Making of Shiv Sena
As a cartoonist and as the man articulating regional aspirations, Bal Thackeray tapped into the Marathi sentiment, at the right time. Vaibhav Purandare writes. What you didn’t know about Thackeraymumbai Updated: Nov 18, 2012 03:02 IST
Bal Thackeray and his Shiv Sena have been an unavoidable phase in the history of Mumbai and Maharashtra's politics, emerging from peculiar conditions that existed in India's financial capital in the 1960s.
Members of the Marathi-speaking community had expended much political energy during the freedom movement and later, but as voting rights were restricted to tax-payers, the community did not feel politically empowered in Mumbai. With its dislike of commerce, the community also lagged behind other linguistic groups in economic terms.
The introduction of universal suffrage in 1948 and the formation of a linguistic state of Maharashtra - with Mumbai as its capital - in 1960 brought political empowerment. It was at this point that the community started questioning its continued economic backwardness.
Statistics, too, revealed that though Marathi-speaking people were well-represented in the old professions and in the city's textile sector, the community was under-represented in the newly-emerging service sector such as the banking, insurance and airline industries.
Significant sections of the community had cultural grievances as they felt that Mumbai was the only state capital in which the state's official language was not the language of the street, and where other communities like the Gujaratis, Marwaris and Parsees were not just economically but culturally better-represented.
Bal Thackeray had started his cartoon weekly Marmik primarily to provide light reading to readers, but the situation of the Marathi manoos, and the perceived grievances, found expressions in his cartoons right from the year 1960 in which the weekly was launched. Seeing these cartoons, entire groups of Maharashtrians started meeting him with their list of complaints. Sometime in 1963, he started publishing lists of non-Marathi names and published them under the headline, 'Read and sit silent.' After some time, he changed the headline to 'Read and rise.'
His father Prabodhankar then asked him to give this 'expression' an 'organised form' and came up with the word Shiv Sena for an organisation that could be launched.

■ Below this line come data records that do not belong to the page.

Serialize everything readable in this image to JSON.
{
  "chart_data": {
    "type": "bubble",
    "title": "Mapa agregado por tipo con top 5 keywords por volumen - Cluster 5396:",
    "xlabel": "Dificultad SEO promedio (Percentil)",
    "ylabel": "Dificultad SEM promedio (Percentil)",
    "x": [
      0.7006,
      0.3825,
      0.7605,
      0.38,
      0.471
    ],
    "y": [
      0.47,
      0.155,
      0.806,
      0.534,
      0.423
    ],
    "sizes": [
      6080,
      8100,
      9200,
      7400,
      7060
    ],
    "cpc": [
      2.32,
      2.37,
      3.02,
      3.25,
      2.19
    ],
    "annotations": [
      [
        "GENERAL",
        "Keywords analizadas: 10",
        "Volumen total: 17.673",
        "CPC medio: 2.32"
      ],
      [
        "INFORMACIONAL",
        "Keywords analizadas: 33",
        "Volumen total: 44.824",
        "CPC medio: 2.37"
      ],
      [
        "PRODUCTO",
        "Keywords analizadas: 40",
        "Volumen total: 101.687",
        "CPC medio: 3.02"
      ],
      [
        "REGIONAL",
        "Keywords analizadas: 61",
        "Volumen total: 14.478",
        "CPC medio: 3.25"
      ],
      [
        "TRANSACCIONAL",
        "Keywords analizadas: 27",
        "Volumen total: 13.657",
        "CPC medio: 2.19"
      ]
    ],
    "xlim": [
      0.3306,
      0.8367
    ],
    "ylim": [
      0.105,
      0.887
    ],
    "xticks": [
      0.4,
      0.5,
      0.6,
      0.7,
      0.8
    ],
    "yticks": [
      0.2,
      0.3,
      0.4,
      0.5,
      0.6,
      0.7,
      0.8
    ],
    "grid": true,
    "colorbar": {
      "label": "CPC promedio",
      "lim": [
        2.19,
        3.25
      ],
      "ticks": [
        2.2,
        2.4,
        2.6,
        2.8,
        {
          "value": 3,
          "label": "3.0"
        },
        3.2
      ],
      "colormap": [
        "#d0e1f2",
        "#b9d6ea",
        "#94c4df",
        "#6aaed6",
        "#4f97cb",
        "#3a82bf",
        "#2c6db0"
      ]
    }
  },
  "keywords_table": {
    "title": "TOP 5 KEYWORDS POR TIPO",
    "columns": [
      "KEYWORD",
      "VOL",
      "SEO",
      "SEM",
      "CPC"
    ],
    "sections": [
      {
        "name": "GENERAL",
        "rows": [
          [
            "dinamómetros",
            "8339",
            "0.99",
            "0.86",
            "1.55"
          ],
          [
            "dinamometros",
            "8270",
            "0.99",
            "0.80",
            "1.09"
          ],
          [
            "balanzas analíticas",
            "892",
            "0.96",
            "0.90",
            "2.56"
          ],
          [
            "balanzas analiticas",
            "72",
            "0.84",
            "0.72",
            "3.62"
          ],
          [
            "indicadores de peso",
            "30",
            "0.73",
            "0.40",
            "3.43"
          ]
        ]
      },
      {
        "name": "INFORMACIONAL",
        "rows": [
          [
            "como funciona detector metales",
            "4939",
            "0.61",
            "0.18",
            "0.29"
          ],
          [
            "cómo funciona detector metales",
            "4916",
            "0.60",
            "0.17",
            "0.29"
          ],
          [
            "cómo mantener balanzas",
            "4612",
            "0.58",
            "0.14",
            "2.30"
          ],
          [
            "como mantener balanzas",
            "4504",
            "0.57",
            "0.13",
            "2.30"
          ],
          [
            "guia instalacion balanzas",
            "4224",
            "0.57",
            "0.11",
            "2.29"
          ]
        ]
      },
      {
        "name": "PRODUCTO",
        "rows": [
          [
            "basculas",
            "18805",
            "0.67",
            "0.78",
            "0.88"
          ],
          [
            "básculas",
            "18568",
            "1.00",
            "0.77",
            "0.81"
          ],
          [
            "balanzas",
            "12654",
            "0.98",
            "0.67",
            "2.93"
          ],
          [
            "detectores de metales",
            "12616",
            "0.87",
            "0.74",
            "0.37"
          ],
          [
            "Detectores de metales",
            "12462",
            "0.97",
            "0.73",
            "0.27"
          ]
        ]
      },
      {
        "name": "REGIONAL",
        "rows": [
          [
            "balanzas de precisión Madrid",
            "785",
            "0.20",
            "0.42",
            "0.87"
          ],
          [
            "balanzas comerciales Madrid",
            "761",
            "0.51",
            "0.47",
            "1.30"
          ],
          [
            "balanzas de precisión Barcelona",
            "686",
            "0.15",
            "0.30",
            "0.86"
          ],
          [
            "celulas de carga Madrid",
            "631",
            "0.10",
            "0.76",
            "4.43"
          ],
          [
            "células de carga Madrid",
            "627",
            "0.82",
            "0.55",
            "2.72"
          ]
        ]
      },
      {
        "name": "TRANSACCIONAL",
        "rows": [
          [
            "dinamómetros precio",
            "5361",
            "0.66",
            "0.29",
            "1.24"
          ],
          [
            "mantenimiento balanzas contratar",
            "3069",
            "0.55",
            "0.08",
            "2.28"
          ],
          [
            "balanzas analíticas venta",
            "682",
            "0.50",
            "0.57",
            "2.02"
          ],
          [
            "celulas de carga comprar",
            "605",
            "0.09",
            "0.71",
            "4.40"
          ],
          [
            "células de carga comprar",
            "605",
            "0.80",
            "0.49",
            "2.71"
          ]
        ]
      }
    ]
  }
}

Bal Thackeray thus cleverly tapped into the Marathi sentiment and in 1966 not only launched the Shiv Sena but also identified an enemy: he told the Maharashtrians that the South Indians or "yandugundus", as he called them, were taking their jobs away, and that they should take them on. And angry youths responded to him with alacrity.
In forming the Sena, Thackeray also filled the political vacuum created after the Samyukta Maharashtra Samiti - which fought to get Samyukta Maharashtra approved by the Centre - was torn to shreds in the early '60s. He emerged as the man articulating regional aspirations, and he did so by espousing the cult of violence.
Allegations were then hurled that the Sena was actually the Congress's creation to crush the Communist movement, then strong in Mumbai, and Thackeray himself said he was implacably opposed to the Communists. The allegations stayed, but so did the Shiv Sena, and the Communists were decimated in the city; eventually, the Sena captured power in Maharashtra by defeating the Congress party.